Random ramblings of a anonymous software engineer. Contains occasional profanity. Personal opinions, not related to employer.

Barnes-Hut t-SNE for CUDA (Linux, Mac)

I recently had to do some large-scale analysis, which was better suited to be run on a GPU. t-SNE is an excellent tool for visualizing data clusters, and those who have found this post via Google probably know what this already is, so I'm not going to go into much detail on the explanation. (The official page is here, with all the details you will need.)

I luckily found some readymade Python bindings, but with extremely limited documentation, and missing key pieces to get this working.

Turns out that the binary building part was completely omitted in the repository, so here are pre-built binaries which I made for my own use.

Obviously, this comes with no warranty. If this works for you, good, if it doesn't - you are on your own.

Ubuntu Linux 16.04, CUDA 8.0:

macOS 10.10, CUDA 7.5:

Place this into the bin directory of your checkout, and the library should work as expected. (The unfortunate bit is as this relies on a external binary, there is a lot of I/O and lexical casting involved - which I plan to look into someday.)

If the perplexity is too small, it will trip and trigger a assertion with very little useful information to debug the problem. If it doesn't work, try reducing the perplexity. (More on what that is in the official page, link above.)

One thing to note: There is an interesting bug in the implementation's VRAM calculation routine. (which I didn't bother looking into) Setting gpu_mem to a value above 0.9 triggers VRAM OOM. (It seems to think a Titan X has 13.2GBs of memory, based on the actual allocated VRAM and ratio I used.)

I use the binary outside of the Python binding as well, so in my case, I replaced the _find_exe_dir() helper in my site-package installation.

def _find_exe_dir():
    exe_dir = '/usr/local/bin'
    exe_file = 't_sne_bhcuda'

    return path_join(exe_dir, exe_file)

Both binaries are for 64-bit systems.

Example code: (Taken from the original source)

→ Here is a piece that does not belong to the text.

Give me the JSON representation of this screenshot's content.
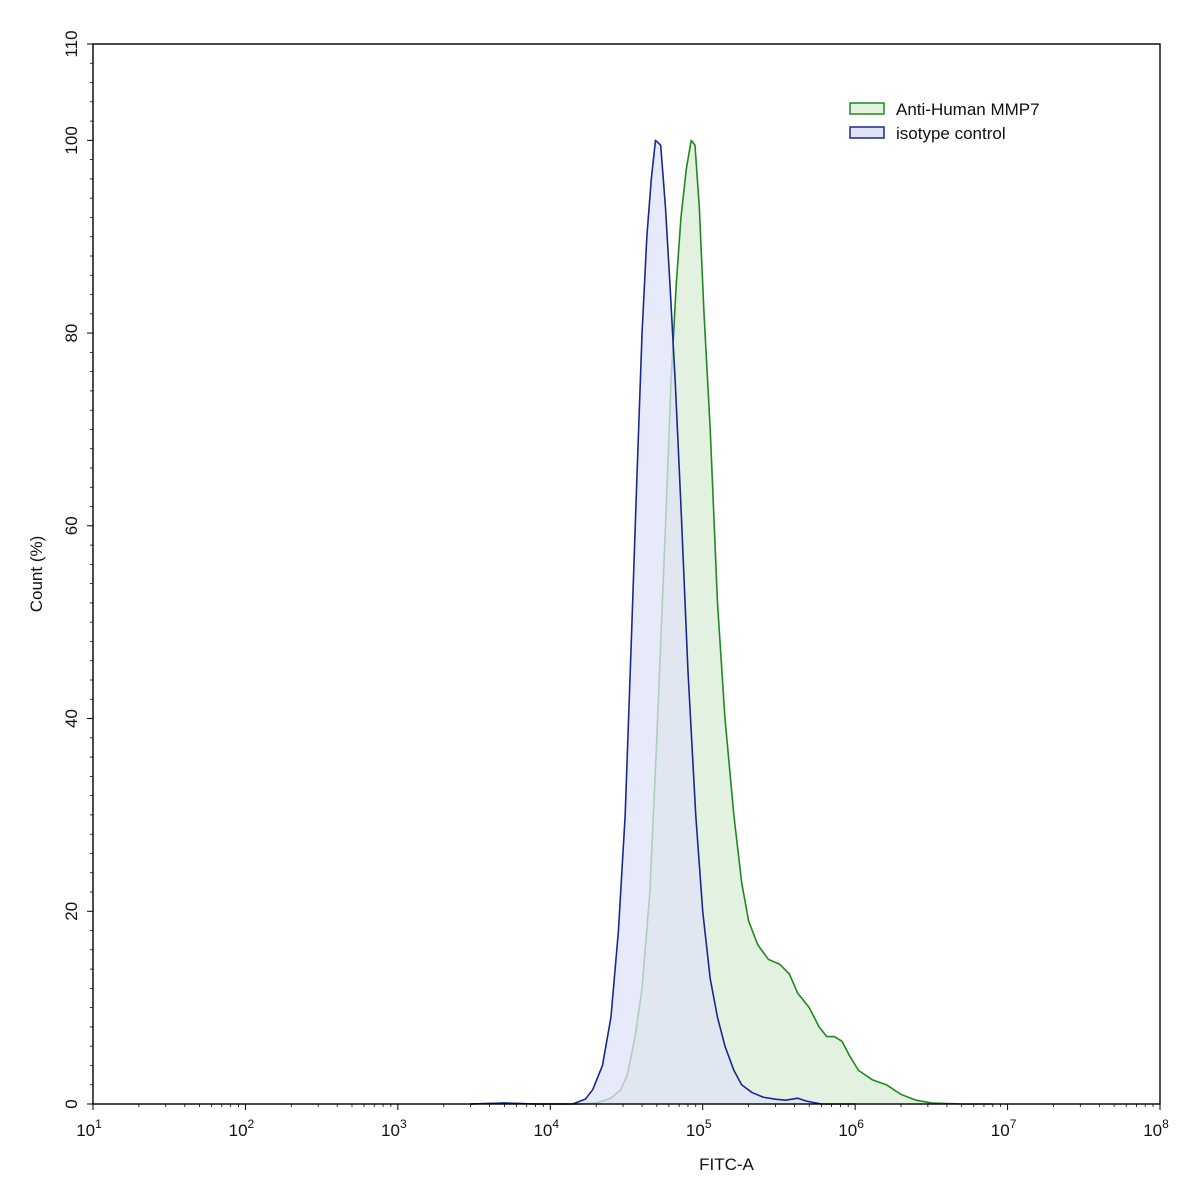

import t_sne_bhcuda.bhtsne_cuda as tsne_bhcuda
import matplotlib.pyplot as plt
import numpy as np

perplexity = 50.0
theta = 0.5
learning_rate = 200.0
iterations = 2000
gpu_mem = 0.8

t_sne_result = tsne_bhcuda.t_sne(samples=data_for_tsne, files_dir='/home/user/wherever', no_dims=2, perplexity=perplexity, eta=learning_rate, theta=theta, iterations=iterations, gpu_mem=gpu_mem, randseed=-1, verbose=2)
t_sne_result = np.transpose(t_sne_result)

fig = plt.figure()
ax = fig.add_subplot(111)
ax.scatter(t_sne_result[0], t_sne_result[1])

Step by step instructions:

  1. Git clone Python bindings repository from Github.
  2. Make bin directory, download binary for your platform and drop it in there with the filename t_sne_bhcuda
  3. Alternatively, use the patch above and drop it into /usr/local/bin, same filename.
  4. Use the example code above.